In the Bundesliga – the highest football league in Germany – players returned straight into competition without preseason friendlies following the COVID-19 lockdown. Although the league introduced additional breaks during match play and allowed more substitutions, the condensed fixture schedule to finish the season off resulted in injury spikes 2 to 4 times higher than pre-lockdown. A similar effect is expected in other leagues, as well as in other sports. Returning players to contact has particular relevance in rugby where home confinement due to the pandemic exposed athletes to unprecedented levels of detraining. While skills and running could have been provided, players were no longer exposed to a contact stimulus. Rugby is a sport where high impacts occur frequently, so players need special care after their prolonged period of inactivity to minimise the risk of injury when returning back to contact competition demands.
The GNSS data, which already shows coaches the training load of their players, can be complemented with information about how a player is feeling including sleep, stress levels, and even mood levels. Mobile apps such as the JOHAN Team Performance App or the Athlete Management System from Catapult Sports provide sports scientists and medical teams with even more indicators about player performance. In response to the COVID-19 pandemic this enabled players to upload their wellness parameters together with their training data, and coaches to detect early symptoms remotely.
Enhancing the at-home fan experience
Now that major sports competitions have finally picked up again, leveraging on generated data during the game could compromise for the lack of crowds inside the stadium and improve fan engagement through live broadcasting. Detailed stats such as covered distance, sprint speeds or heart rates during a penalty shootout, will surely captivate viewers from their homes. Satellite communications and increased broadband already increased connectivity allowing sports fans to engage with each other online, watch instant replays, or check in on other games during game down times. With additional data on player and team stats, sports-viewing technology will further improve the at-home fan experience.
Overcoming the crisis
At amateur level, satellite navigation devices have become widespread. Smartwatches or even mobile phones, in combination with sports apps gave rise to a digital sports community. Online platforms dealt with the mass cancellation of sports events and have stimulated people to stay active even when confined.
Despite the major setbacks due to the current sanitary crisis, the future of data in sports seems secure.
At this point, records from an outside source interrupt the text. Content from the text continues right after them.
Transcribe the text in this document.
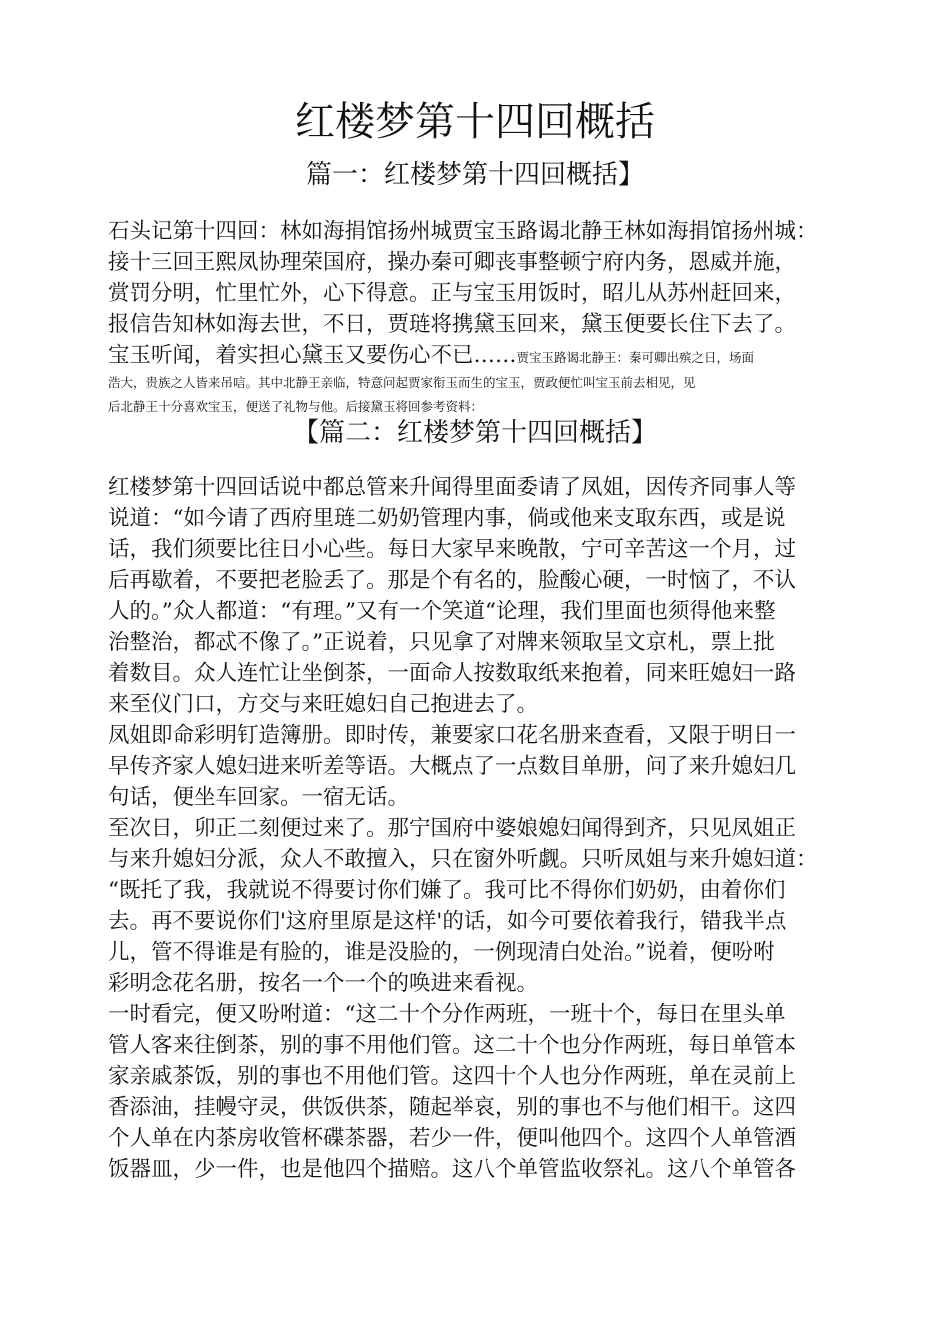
红楼梦第十四回概括
篇一：红楼梦第十四回概括】
石头记第十四回：林如海捐馆扬州城贾宝玉路谒北静王林如海捐馆扬州城：
接十三回王熙凤协理荣国府，操办秦可卿丧事整顿宁府内务，恩威并施，
赏罚分明，忙里忙外，心下得意。正与宝玉用饭时，昭儿从苏州赶回来，
报信告知林如海去世，不日，贾琏将携黛玉回来，黛玉便要长住下去了。
宝玉听闻，着实担心黛玉又要伤心不已……贾宝玉路谒北静王：秦可卿出殡之日，场面
浩大，贵族之人皆来吊唁。其中北静王亲临，特意问起贾家衔玉而生的宝玉，贾政便忙叫宝玉前去相见，见
后北静王十分喜欢宝玉，便送了礼物与他。后接黛玉将回参考资料：
【篇二：红楼梦第十四回概括】
红楼梦第十四回话说中都总管来升闻得里面委请了凤姐，因传齐同事人等
说道：“如今请了西府里琏二奶奶管理内事，倘或他来支取东西，或是说
话，我们须要比往日小心些。每日大家早来晚散，宁可辛苦这一个月，过
后再歇着，不要把老脸丢了。那是个有名的，脸酸心硬，一时恼了，不认
人的。”众人都道：“有理。”又有一个笑道“论理，我们里面也须得他来整
治整治，都忒不像了。”正说着，只见拿了对牌来领取呈文京札，票上批
着数目。众人连忙让坐倒茶，一面命人按数取纸来抱着，同来旺媳妇一路
来至仪门口，方交与来旺媳妇自己抱进去了。
凤姐即命彩明钉造簿册。即时传，兼要家口花名册来查看，又限于明日一
早传齐家人媳妇进来听差等语。大概点了一点数目单册，问了来升媳妇几
句话，便坐车回家。一宿无话。
至次日，卯正二刻便过来了。那宁国府中婆娘媳妇闻得到齐，只见凤姐正
与来升媳妇分派，众人不敢擅入，只在窗外听觑。只听凤姐与来升媳妇道：
“既托了我，我就说不得要讨你们嫌了。我可比不得你们奶奶，由着你们
去。再不要说你们'这府里原是这样'的话，如今可要依着我行，错我半点
儿，管不得谁是有脸的，谁是没脸的，一例现清白处治。”说着，便吩咐
彩明念花名册，按名一个一个的唤进来看视。
一时看完，便又吩咐道：“这二十个分作两班，一班十个，每日在里头单
管人客来往倒茶，别的事不用他们管。这二十个也分作两班，每日单管本
家亲戚茶饭，别的事也不用他们管。这四十个人也分作两班，单在灵前上
香添油，挂幔守灵，供饭供茶，随起举哀，别的事也不与他们相干。这四
个人单在内茶房收管杯碟茶器，若少一件，便叫他四个。这四个人单管酒
饭器皿，少一件，也是他四个描赔。这八个单管监收祭礼。这八个单管各
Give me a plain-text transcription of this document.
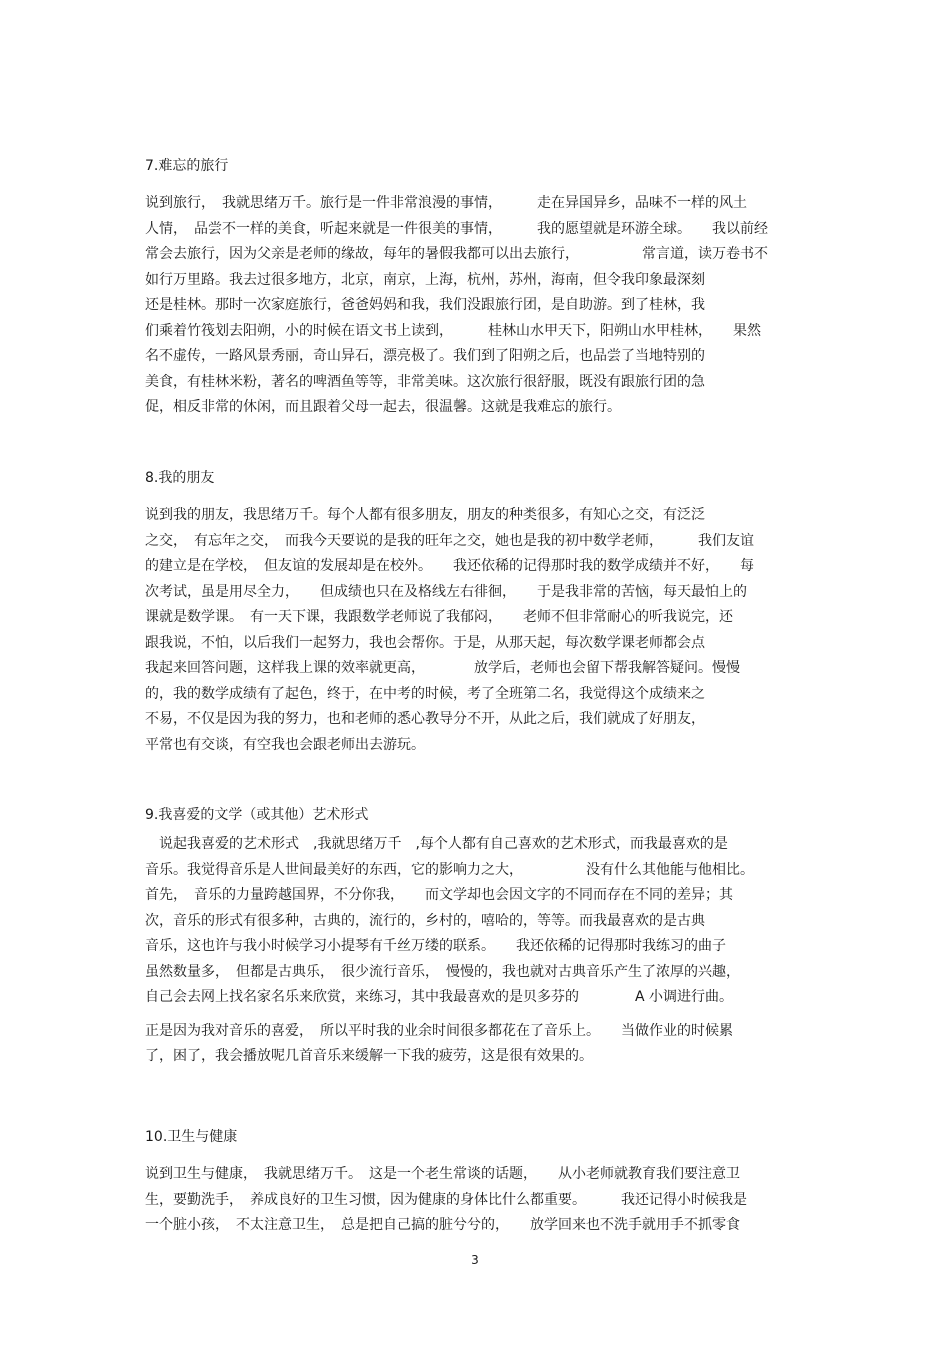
7.难忘的旅行
说到旅行，　我就思绪万千。旅行是一件非常浪漫的事情，　　　走在异国异乡，品味不一样的风土
人情，　品尝不一样的美食，听起来就是一件很美的事情，　　　我的愿望就是环游全球。　　我以前经
常会去旅行，因为父亲是老师的缘故，每年的暑假我都可以出去旅行，　　　　　常言道，读万卷书不
如行万里路。我去过很多地方，北京，南京，上海，杭州，苏州，海南，但令我印象最深刻
还是桂林。那时一次家庭旅行，爸爸妈妈和我，我们没跟旅行团，是自助游。到了桂林，我
们乘着竹筏划去阳朔，小的时候在语文书上读到，　　　桂林山水甲天下，阳朔山水甲桂林，　　果然
名不虚传，一路风景秀丽，奇山异石，漂亮极了。我们到了阳朔之后，也品尝了当地特别的
美食，有桂林米粉，著名的啤酒鱼等等，非常美味。这次旅行很舒服，既没有跟旅行团的急
促，相反非常的休闲，而且跟着父母一起去，很温馨。这就是我难忘的旅行。
8.我的朋友
说到我的朋友，我思绪万千。每个人都有很多朋友，朋友的种类很多，有知心之交，有泛泛
之交，　有忘年之交，　而我今天要说的是我的旺年之交，她也是我的初中数学老师，　　　我们友谊
的建立是在学校，　但友谊的发展却是在校外。　　我还依稀的记得那时我的数学成绩并不好，　　每
次考试，虽是用尽全力，　　但成绩也只在及格线左右徘徊，　　于是我非常的苦恼，每天最怕上的
课就是数学课。　有一天下课，我跟数学老师说了我郁闷，　　老师不但非常耐心的听我说完，还
跟我说，不怕，以后我们一起努力，我也会帮你。于是，从那天起，每次数学课老师都会点
我起来回答问题，这样我上课的效率就更高，　　　　放学后，老师也会留下帮我解答疑问。慢慢
的，我的数学成绩有了起色，终于，在中考的时候，考了全班第二名，我觉得这个成绩来之
不易，不仅是因为我的努力，也和老师的悉心教导分不开，从此之后，我们就成了好朋友，
平常也有交谈，有空我也会跟老师出去游玩。
9.我喜爱的文学（或其他）艺术形式
　说起我喜爱的艺术形式　,我就思绪万千　,每个人都有自己喜欢的艺术形式，而我最喜欢的是
音乐。我觉得音乐是人世间最美好的东西，它的影响力之大，　　　　　没有什么其他能与他相比。
首先，　音乐的力量跨越国界，不分你我，　　而文学却也会因文字的不同而存在不同的差异；其
次，音乐的形式有很多种，古典的，流行的，乡村的，嘻哈的，等等。而我最喜欢的是古典
音乐，这也许与我小时候学习小提琴有千丝万缕的联系。　　我还依稀的记得那时我练习的曲子
虽然数量多，　但都是古典乐，　很少流行音乐，　慢慢的，我也就对古典音乐产生了浓厚的兴趣，
自己会去网上找名家名乐来欣赏，来练习，其中我最喜欢的是贝多芬的　　　　A 小调进行曲。
正是因为我对音乐的喜爱，　所以平时我的业余时间很多都花在了音乐上。　　当做作业的时候累
了，困了，我会播放呢几首音乐来缓解一下我的疲劳，这是很有效果的。
10.卫生与健康
说到卫生与健康，　我就思绪万千。　这是一个老生常谈的话题，　　从小老师就教育我们要注意卫
生，要勤洗手，　养成良好的卫生习惯，因为健康的身体比什么都重要。　　　我还记得小时候我是
一个脏小孩，　不太注意卫生，　总是把自己搞的脏兮兮的，　　放学回来也不洗手就用手不抓零食
3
Analysing training data has become an essential tool in a professional environment for the fine tuning of training programmes, but also for many other aspects of outdoor team sports. Recent events underlined the benefits of GNSS wearables. The trackers enabled coaches to monitor their players remotely and assisted trainers to restart group sessions while also respecting social distancing. The use of satellite navigation data in sports performance monitoring is very diverse and is used in different sports. The data even opens up new opportunities to enhance audience experience during these unprecedented times.
Satellite navigation technology is an all-round champion when it comes to sports performance monitoring!